Carol started to feel the same way about her neighbors. In 2003, she decided to transform her tiny, unkempt yard into a courtyard so she and her kids would have more space outside their cozy house, which seemed to be getting smaller as the girls got bigger. Carol replaced the small rectangle of dry grass with wide tiles she'd kept in storage. She installed new benches and replaced the white picket fence rising over Assael Street with a cement block wall. Carol painted the inside of the new wall with Southwestern pastels of yellow and blue. She added red, blue and yellow pillow accents, a wood table and dark blue umbrella for shade. Inside, it was serene and beautiful, a little oasis in Abu Tor. From the outside, the whitewashed wall was ugly. It was easy to see where the old wall ended and the new one began. The bottom five feet of the retaining wall was made of rough-hewn stone blocks, cemented in six straight rows. The top five feet, where the white picket fence once protected Carol's home from the street, was smooth, whitewashed concrete that glowed in the moonlight on Assael Street like a tantalizing blank canvas.

In 2006, Zakaria and Nawal took one of the most important trips of their lives. They flew to Saudi Arabia to make their pilgrimage to Mecca, a spiritual journey that is one of the five pillars of Islam.

While the couple was away, their family planned a celebration like no other. They put up strings of lights and balloons. They planned the lamb slaughter and started cooking days before the couple's return. They ordered dozens of plastic chairs and rented a tent for the courtyard. At night, a few of the younger Bazlamit guys carried paint and brushes out into the darkened dead-end street so they could decorate the walls of their compound. Like their neighbors across the way, the Bazlamits had gradually walled themselves off from the street. What was once a low stone wall was now a tall patchwork of cement blocks topped by sheets of corrugated tin. The Bazlamits painted red crescent moons and blue stars to signify the couple's auspicious journey to Mecca.

“Welcome to the pilgrims,” they spray-painted in Arabic. “A blessed Hajj.”

They painted images of the Ka'aba, the towering black marble cube that the couple joined thousands of other Muslims in walking around seven times as a sign of their unified devotion to Allah.

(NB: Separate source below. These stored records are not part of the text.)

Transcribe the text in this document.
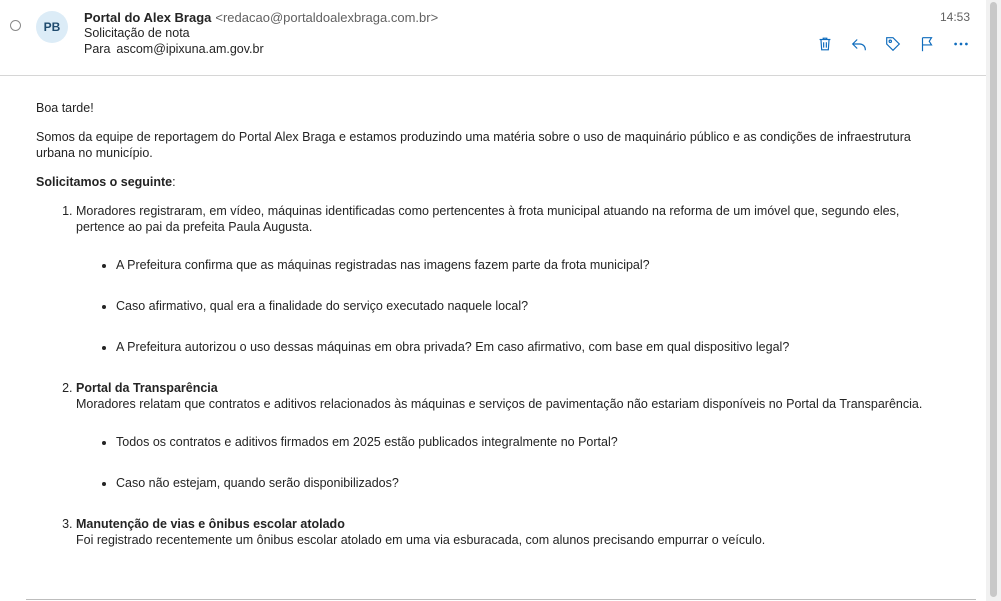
PB
Portal do Alex Braga <redacao@portaldoalexbraga.com.br>
Solicitação de nota
Para ascom@ipixuna.am.gov.br
14:53

Boa tarde!

Somos da equipe de reportagem do Portal Alex Braga e estamos produzindo uma matéria sobre o uso de maquinário público e as condições de infraestrutura urbana no município.

Solicitamos o seguinte:

1. Moradores registraram, em vídeo, máquinas identificadas como pertencentes à frota municipal atuando na reforma de um imóvel que, segundo eles, pertence ao pai da prefeita Paula Augusta.
• A Prefeitura confirma que as máquinas registradas nas imagens fazem parte da frota municipal?
• Caso afirmativo, qual era a finalidade do serviço executado naquele local?
• A Prefeitura autorizou o uso dessas máquinas em obra privada? Em caso afirmativo, com base em qual dispositivo legal?
2. Portal da Transparência
Moradores relatam que contratos e aditivos relacionados às máquinas e serviços de pavimentação não estariam disponíveis no Portal da Transparência.
• Todos os contratos e aditivos firmados em 2025 estão publicados integralmente no Portal?
• Caso não estejam, quando serão disponibilizados?
3. Manutenção de vias e ônibus escolar atolado
Foi registrado recentemente um ônibus escolar atolado em uma via esburacada, com alunos precisando empurrar o veículo.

Underneath the spray-painted Ka'aba, the men wrote: “May all your sins be forgiven.”

They used yellow paint to make the image of Jerusalem's Dome of the Rock, the spot where the Prophet Muhammad, led by the archangel Gabriel, ascended to heaven.

But they didn't stop there.

As the paint was drying, they turned around, crossed the street and kept painting on Carol's blank, white concrete garden wall. When Carol woke up the next morning, she was stunned to see the Arabic graffiti on her wall. She didn't know what it said. She had no idea that it was meant to mark one of the most important moments for the family across the way. She thought the graffiti might be something spiteful. Something hateful. She called the city and asked them to send someone out to paint over the vandalism.